To Create Enmity

Enmity – noun – the state or feeling of being actively opposed or hostile to someone or something.

The english word enmity is based on the latin word “inimicus,” plainly translated as enemy. 

I don’t know if you’ve studied Roman society at all, but being an enemy wasn’t just an annoyance between two people– something that carried on for a long time like a college football rivalry. Interpersonally, having an enemy  often resulted in one party eliminating the other. To be an enemy of the state… Rome? That meant you could expect to be hunted down and put to death.

But to be the one who creates an enemy? Fostering enemies? Well, that person has a vendetta. Death might be too easy a punishment for that person. You might want to torture that person… or enslave them.

From a Christian perspective, enmity entered the world as a result of the Fall of Man. God cursed the serpent for tempting Adam & Eve to fail…

“And I will put enmity
    between you and the woman,
    and between your offspring and hers;
he will crush your head,
    and you will strike his heel.”

Genesis 3:15

Around the house I can create enmity by favoring one child over the other.

Or by feeding the cat before I feed the dog. [Guilty as charged, your honor.]

At church, you can create enmity by telling the senior pastor what a fantastic job the youth pastor did filling the pulpit.

Enmity is something we manage as part of our humanity. Thinking systematically, enmity has negative connotations as it can lead to and breed jealousy, anger, and all sorts of other emotions and actions which are sinful. But the presence of enmity in us? Ultimately created by God as recorded in Genesis 3:15, came from a God who is, by definition, Good.

It’s something we manage. It’s something we wrestle against. It’s innate.

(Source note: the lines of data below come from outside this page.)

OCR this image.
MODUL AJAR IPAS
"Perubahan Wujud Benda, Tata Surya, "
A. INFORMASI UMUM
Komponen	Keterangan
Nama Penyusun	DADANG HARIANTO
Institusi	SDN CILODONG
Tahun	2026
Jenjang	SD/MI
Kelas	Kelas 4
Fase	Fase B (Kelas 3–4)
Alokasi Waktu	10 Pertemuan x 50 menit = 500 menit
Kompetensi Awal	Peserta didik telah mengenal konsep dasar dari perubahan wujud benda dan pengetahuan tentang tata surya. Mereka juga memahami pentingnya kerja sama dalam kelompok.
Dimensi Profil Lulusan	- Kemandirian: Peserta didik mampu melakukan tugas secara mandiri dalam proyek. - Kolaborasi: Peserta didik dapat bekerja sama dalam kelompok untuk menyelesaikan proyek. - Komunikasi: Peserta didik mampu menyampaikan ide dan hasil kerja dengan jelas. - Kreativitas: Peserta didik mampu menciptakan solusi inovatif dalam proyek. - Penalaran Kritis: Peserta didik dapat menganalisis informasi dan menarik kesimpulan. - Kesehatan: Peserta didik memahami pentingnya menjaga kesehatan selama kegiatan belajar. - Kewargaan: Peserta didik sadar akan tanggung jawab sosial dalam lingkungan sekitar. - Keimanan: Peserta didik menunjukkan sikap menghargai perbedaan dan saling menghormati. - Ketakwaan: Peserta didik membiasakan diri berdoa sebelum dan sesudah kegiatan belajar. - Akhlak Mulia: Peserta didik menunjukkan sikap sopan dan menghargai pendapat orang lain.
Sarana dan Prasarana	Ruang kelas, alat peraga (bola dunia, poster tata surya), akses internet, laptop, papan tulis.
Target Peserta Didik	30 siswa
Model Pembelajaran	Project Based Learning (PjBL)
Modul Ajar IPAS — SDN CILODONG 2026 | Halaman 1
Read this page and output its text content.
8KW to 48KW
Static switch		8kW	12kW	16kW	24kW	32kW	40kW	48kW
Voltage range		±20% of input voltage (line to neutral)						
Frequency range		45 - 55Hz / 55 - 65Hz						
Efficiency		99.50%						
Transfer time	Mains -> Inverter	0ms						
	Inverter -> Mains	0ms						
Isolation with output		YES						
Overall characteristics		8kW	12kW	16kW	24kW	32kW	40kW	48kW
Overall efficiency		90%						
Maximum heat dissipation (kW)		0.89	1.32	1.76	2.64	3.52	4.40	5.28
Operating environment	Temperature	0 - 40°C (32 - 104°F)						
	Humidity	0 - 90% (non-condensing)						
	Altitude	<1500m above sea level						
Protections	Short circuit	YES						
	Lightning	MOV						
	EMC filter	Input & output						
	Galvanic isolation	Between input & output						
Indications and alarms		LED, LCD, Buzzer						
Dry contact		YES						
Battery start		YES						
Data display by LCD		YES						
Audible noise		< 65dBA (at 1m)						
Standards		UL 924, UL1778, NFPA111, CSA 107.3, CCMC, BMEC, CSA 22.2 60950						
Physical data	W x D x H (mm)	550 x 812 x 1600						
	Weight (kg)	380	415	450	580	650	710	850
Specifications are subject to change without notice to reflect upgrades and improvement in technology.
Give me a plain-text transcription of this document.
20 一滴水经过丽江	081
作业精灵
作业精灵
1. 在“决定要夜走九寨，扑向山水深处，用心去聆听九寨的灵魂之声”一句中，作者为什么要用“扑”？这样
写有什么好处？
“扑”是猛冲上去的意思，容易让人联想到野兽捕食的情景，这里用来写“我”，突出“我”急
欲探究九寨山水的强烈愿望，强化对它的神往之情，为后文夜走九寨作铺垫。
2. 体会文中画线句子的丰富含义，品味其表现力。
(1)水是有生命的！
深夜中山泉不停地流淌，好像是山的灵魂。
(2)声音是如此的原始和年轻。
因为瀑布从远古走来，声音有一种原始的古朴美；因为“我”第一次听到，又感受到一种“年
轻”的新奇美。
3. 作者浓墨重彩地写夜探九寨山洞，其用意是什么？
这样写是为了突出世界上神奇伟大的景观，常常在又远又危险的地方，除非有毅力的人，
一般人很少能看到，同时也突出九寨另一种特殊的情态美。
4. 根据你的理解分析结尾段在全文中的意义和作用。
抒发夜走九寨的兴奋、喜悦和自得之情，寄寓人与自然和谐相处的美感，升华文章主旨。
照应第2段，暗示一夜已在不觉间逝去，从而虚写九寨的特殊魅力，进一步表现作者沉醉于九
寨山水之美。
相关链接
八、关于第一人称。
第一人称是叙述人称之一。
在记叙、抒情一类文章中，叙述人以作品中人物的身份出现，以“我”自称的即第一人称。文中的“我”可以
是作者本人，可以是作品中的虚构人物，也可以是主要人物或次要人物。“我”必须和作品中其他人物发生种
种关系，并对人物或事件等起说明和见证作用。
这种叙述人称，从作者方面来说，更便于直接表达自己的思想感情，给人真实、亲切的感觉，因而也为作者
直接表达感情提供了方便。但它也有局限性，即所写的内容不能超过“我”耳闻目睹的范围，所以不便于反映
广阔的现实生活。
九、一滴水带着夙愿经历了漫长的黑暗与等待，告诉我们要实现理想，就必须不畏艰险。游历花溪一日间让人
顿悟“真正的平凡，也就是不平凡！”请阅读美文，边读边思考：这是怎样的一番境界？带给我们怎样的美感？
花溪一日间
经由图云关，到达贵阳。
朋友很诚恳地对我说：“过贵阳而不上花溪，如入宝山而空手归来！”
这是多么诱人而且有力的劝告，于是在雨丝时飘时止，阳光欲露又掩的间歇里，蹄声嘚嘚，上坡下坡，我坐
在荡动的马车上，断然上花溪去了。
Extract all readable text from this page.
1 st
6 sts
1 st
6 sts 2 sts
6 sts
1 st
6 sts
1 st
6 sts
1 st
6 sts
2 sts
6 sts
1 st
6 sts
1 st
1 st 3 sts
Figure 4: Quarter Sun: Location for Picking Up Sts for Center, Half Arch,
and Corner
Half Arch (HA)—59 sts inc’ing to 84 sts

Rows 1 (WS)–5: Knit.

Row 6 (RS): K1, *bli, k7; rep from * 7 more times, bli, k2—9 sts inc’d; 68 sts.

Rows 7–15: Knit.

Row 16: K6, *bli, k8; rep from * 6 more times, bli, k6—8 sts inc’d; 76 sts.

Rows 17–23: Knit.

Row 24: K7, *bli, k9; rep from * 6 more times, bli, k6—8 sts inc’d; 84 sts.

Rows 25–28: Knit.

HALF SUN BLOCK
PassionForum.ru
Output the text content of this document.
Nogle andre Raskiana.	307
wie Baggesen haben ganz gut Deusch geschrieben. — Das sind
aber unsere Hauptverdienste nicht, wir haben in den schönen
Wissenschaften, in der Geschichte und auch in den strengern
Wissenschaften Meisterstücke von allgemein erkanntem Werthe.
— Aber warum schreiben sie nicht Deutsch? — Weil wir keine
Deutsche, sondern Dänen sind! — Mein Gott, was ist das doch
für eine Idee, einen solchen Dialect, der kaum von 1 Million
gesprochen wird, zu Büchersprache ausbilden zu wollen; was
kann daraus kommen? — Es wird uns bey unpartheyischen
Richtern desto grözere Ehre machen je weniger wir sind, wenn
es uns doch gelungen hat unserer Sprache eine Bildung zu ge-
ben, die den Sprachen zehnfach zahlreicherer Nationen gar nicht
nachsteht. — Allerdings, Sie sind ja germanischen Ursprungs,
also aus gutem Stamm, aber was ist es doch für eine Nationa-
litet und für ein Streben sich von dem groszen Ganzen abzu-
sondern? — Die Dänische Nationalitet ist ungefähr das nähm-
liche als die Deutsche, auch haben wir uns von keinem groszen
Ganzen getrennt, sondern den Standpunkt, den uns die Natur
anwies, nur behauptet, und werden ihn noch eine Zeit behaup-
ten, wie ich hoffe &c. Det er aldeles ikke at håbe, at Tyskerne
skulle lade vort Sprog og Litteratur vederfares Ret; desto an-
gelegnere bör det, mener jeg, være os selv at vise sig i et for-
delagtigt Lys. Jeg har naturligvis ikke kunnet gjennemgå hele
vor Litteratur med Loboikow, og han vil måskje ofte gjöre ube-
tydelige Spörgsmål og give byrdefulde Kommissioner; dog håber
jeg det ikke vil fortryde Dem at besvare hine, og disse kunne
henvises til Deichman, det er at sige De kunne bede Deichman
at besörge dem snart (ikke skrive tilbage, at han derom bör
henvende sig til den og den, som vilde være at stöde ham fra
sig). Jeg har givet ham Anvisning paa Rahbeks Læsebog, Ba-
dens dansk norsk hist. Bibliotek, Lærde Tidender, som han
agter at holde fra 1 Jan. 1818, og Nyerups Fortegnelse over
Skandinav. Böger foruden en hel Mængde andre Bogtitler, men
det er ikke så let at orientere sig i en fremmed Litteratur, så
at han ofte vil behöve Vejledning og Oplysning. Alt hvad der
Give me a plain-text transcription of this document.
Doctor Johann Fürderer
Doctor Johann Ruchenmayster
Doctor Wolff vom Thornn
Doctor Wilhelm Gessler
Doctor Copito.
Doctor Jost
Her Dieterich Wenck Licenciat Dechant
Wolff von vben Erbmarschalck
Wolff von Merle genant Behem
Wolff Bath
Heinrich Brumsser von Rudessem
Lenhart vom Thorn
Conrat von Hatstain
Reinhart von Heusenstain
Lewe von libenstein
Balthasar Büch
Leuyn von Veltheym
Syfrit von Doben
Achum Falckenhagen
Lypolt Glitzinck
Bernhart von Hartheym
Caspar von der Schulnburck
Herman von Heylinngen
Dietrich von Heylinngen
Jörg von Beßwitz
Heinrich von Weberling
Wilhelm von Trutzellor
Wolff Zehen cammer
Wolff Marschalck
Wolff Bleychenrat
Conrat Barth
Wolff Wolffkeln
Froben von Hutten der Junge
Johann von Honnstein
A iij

My point is that it’s what you do with it that is the difference between sinful enmity and innate enmity. (see Numbers 35:22-24)

I’m hardly free from enmity.

When I hear a sports star talk about how they manage enmity they usually say things like, “I just want to get better every day at my sport” or in golf, “It’s not me versus them, it’s me versus the course.

On my best days that’s my attitude. 

But, as a person who has had to claw and fight for some things in life, I battle a tendency to not just try to do my best– to test myself against the course– but to seek an advantage by fostering enmity.